How to Keep Your Kids Out of the Wrong Hands
- Posted in: Estate Planning
Some of the clients who come through our offices are parents and grandparents of small children whose primary goal in creating an estate plan is to protect those children. This includes providing for their immediate financial needs, ensuring they will have the means to receive an education, and so forth, but often the very first question these parents and grandparents ask is about guardianship. Most often they want guidance in choosing the best person to care for their children when they are gone, but sometimes a client asks if there is a way to keep their children out of the hands of abusive or irresponsible relatives. The answer is a resounding yes.
Of course, the first thing you should do to keep your children safe from an unsuitable guardian is to execute a Nomination of Guardians in which you name the people who would be good and loving parents. But beyond that, you can execute an Exclusion of Guardians (also known as an Anti-Nomination of Guardians). In this document you name the person or couple who should under no circumstances receive guardianship of your children. You may, in the document, state the reasons why your child should be kept out of the care of this person, but it is not always necessary.
For many parents, the excluded guardian is often a member of their extended family, and they fear that executing so strong a document might break the peace. For this reason, you can request that the Exclusion of Guardians be kept completely confidential. Unless and until the excluded guardian tries to gain guardianship over your children there is really no need for anyone except you and your attorney to be aware of its existence.

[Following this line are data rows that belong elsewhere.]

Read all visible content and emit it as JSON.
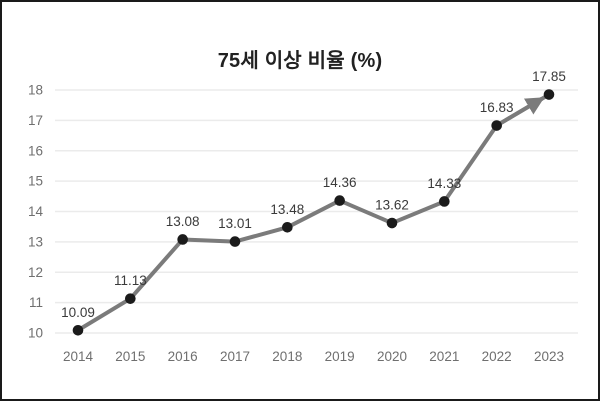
{
  "chart_data": {
    "type": "line",
    "title": "75세 이상 비율 (%)",
    "xlabel": "",
    "ylabel": "",
    "categories": [
      "2014",
      "2015",
      "2016",
      "2017",
      "2018",
      "2019",
      "2020",
      "2021",
      "2022",
      "2023"
    ],
    "values": [
      10.09,
      11.13,
      13.08,
      13.01,
      13.48,
      14.36,
      13.62,
      14.33,
      16.83,
      17.85
    ],
    "value_labels": [
      "10.09",
      "11.13",
      "13.08",
      "13.01",
      "13.48",
      "14.36",
      "13.62",
      "14.33",
      "16.83",
      "17.85"
    ],
    "ylim": [
      10,
      18
    ],
    "yticks": [
      10,
      11,
      12,
      13,
      14,
      15,
      16,
      17,
      18
    ],
    "grid": true,
    "legend": "none",
    "annotations": [
      "arrowhead at end of line pointing to final 2023 data point"
    ],
    "colors": {
      "line": "#7b7b7b",
      "marker": "#1b1b1b",
      "data_label": "#3a3a3a",
      "tick_label": "#6f6f6f",
      "gridline": "#ebebeb",
      "title": "#212121",
      "frame_border": "#1a1a1a",
      "background": "#ffffff"
    }
  }
}
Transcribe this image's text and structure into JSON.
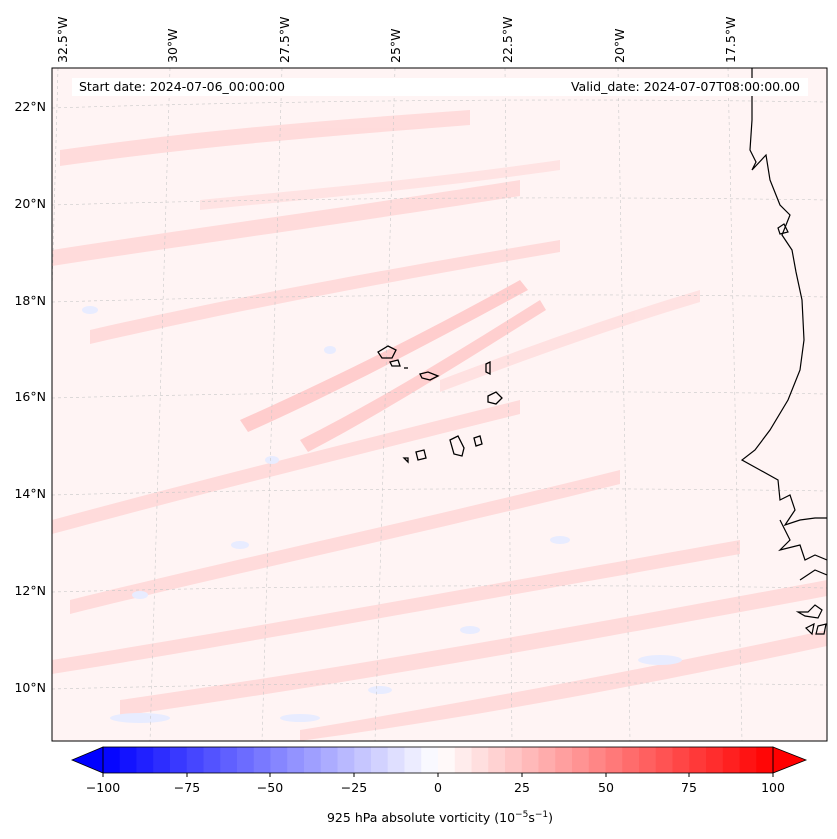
{
  "map": {
    "header": {
      "start_label": "Start date: 2024-07-06_00:00:00",
      "valid_label": "Valid_date: 2024-07-07T08:00:00.00"
    },
    "lat_labels": [
      "22°N",
      "20°N",
      "18°N",
      "16°N",
      "14°N",
      "12°N",
      "10°N"
    ],
    "lon_labels": [
      "32.5°W",
      "30°W",
      "27.5°W",
      "25°W",
      "22.5°W",
      "20°W",
      "17.5°W"
    ],
    "colorbar": {
      "ticks": [
        "−100",
        "−75",
        "−50",
        "−25",
        "0",
        "25",
        "50",
        "75",
        "100"
      ],
      "label_prefix": "925 hPa absolute vorticity (10",
      "label_exp1": "−5",
      "label_mid": "s",
      "label_exp2": "−1",
      "label_suffix": ")",
      "colors": {
        "negative": "#0000ff",
        "neutral": "#ffffff",
        "positive": "#ff0000"
      },
      "extend": "both"
    },
    "field_colors": {
      "background": "#fff4f4",
      "positive_band": "#ffd6d6",
      "negative_patch": "#e6ebff"
    },
    "coastline_color": "#000000",
    "gridline_style": "dashed-gray"
  }
}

There are many valid reasons to execute an Exclusion of Guardians; alcoholism, history of abuse, mental illness, extreme financial irresponsibility, and more. How is a judge or court to know of these reasons unless you tell them? And that is exactly what an Exclusion of Guardians does. If you have any fears along these lines talk to your attorney. You hope the document will never need to be used—never even be seen by any eyes other than your own—but the peace of mind it can bring is invaluable.